On Sat, Jan 2, 2016 at 1:24 PM, Brett Cannon firstname.lastname@example.org wrote:
Another idea I had is could someone reach out to another project like Django or Go that switched to GitHub and see how they handled this situation for contributors? I don't feel I'm in a good position to ask about this since I personally don't have this issue so I don't think I could judge what would be an acceptable solution beyond the paid micro account solution.
On Sat, 2 Jan 2016 at 09:49 Brett Cannon email@example.com wrote:
On Sat, 2 Jan 2016 at 07:14 Nick Coghlan firstname.lastname@example.org wrote:
On 3 January 2016 at 00:12, Paul Moore email@example.com wrote:
On 2 January 2016 at 13:46, M.-A. Lemburg firstname.lastname@example.org wrote:
I guess the PSF could refund any Github charges incurred to remedy the situation.

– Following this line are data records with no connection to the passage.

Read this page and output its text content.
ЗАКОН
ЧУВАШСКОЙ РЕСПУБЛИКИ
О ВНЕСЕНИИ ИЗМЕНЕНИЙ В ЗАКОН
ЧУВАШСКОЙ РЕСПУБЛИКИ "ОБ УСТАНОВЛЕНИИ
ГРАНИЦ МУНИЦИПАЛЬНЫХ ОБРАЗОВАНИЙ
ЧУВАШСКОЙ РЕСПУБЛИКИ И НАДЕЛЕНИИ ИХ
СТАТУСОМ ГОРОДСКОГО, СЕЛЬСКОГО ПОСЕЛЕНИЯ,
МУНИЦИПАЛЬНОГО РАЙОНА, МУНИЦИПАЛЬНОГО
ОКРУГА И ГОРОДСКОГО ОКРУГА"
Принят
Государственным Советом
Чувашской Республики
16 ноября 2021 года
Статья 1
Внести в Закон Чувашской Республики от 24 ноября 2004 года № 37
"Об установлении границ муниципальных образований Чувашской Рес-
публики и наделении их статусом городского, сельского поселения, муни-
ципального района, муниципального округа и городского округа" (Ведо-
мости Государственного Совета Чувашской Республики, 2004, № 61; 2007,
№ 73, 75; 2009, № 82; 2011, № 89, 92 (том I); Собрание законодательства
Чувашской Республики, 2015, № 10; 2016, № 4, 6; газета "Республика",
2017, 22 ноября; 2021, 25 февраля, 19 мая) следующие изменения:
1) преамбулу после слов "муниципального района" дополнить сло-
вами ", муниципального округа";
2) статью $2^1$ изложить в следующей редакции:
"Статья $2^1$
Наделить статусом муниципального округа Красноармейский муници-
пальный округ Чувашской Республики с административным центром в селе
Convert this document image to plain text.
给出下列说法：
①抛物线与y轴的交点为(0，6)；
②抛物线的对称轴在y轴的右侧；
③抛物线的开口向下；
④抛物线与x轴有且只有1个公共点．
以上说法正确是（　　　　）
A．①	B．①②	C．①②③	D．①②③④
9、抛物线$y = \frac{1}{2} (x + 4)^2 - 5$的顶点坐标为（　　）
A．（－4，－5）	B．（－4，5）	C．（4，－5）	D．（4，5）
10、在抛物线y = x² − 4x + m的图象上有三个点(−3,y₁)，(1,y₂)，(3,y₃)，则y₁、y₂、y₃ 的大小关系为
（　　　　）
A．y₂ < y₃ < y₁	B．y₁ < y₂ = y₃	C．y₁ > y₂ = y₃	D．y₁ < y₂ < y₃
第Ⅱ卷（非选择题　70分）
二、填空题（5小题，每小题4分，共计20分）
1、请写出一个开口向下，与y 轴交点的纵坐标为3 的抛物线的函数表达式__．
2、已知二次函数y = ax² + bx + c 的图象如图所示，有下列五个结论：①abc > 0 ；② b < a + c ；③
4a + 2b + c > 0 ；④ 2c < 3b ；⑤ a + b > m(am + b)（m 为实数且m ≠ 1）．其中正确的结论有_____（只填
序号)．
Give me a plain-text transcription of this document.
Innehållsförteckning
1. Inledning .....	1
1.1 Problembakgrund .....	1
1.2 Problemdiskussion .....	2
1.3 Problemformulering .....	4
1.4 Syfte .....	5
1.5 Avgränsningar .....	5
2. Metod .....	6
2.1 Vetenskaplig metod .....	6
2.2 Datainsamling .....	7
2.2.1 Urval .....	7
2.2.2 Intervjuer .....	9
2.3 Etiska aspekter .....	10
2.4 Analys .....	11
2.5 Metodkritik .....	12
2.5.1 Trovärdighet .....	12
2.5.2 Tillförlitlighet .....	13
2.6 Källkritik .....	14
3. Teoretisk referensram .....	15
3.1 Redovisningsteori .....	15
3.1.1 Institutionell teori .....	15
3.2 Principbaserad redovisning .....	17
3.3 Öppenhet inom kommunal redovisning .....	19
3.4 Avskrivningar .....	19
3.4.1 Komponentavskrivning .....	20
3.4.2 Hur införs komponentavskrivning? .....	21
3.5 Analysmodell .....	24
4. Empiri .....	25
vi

Their smallest plan is USD 7 per month and account, so that would mean costs of USD 84 per year and committer - this certainly within range of what the PSF can provide without problem.
Alternatively, would it be worth reaching out to Github to ask if they would be willing to allow an exception? The condition seems intended to disallow spamming or camping of accounts, which clearly isn't the case here.
Note: I have no direct interest in this, as I only use my github account for personal activities, so the issue doesn't affect me.
I use my own GitHub account for both personal projects and for work, but Red Hat's open source contribution policies are probably the most liberal on the planet, so I don't have any need to separate them.
Ditto for me and Microsoft.
However, it's also the case that if an employer is simultaneously:
- Expecting employees to maintain a clear separation between personal and paid activity on GitHub; and
- Refusing to pay for dedicated GitHub work accounts for their employees
Then there's a contradiction between their expectations and their failure to provide employees with the resources needed to meet those expectations.
I also know of people whose company is being mean to them by saying "we expect you to use your single free account for us and it's your problem if you want a clean separation because we're too cheap to pay for your own account" getting around this by ignoring the ToS restriction. Obviously not everyone will feel comfortable doing that, but I have never known anyone to have their GitHub account shut down because they had separate work and personal accounts that were both on the free tier.
But as MAL said, the PSF could easily cover the fee for a core dev to get a paid micro account if someone felt they really wanted it.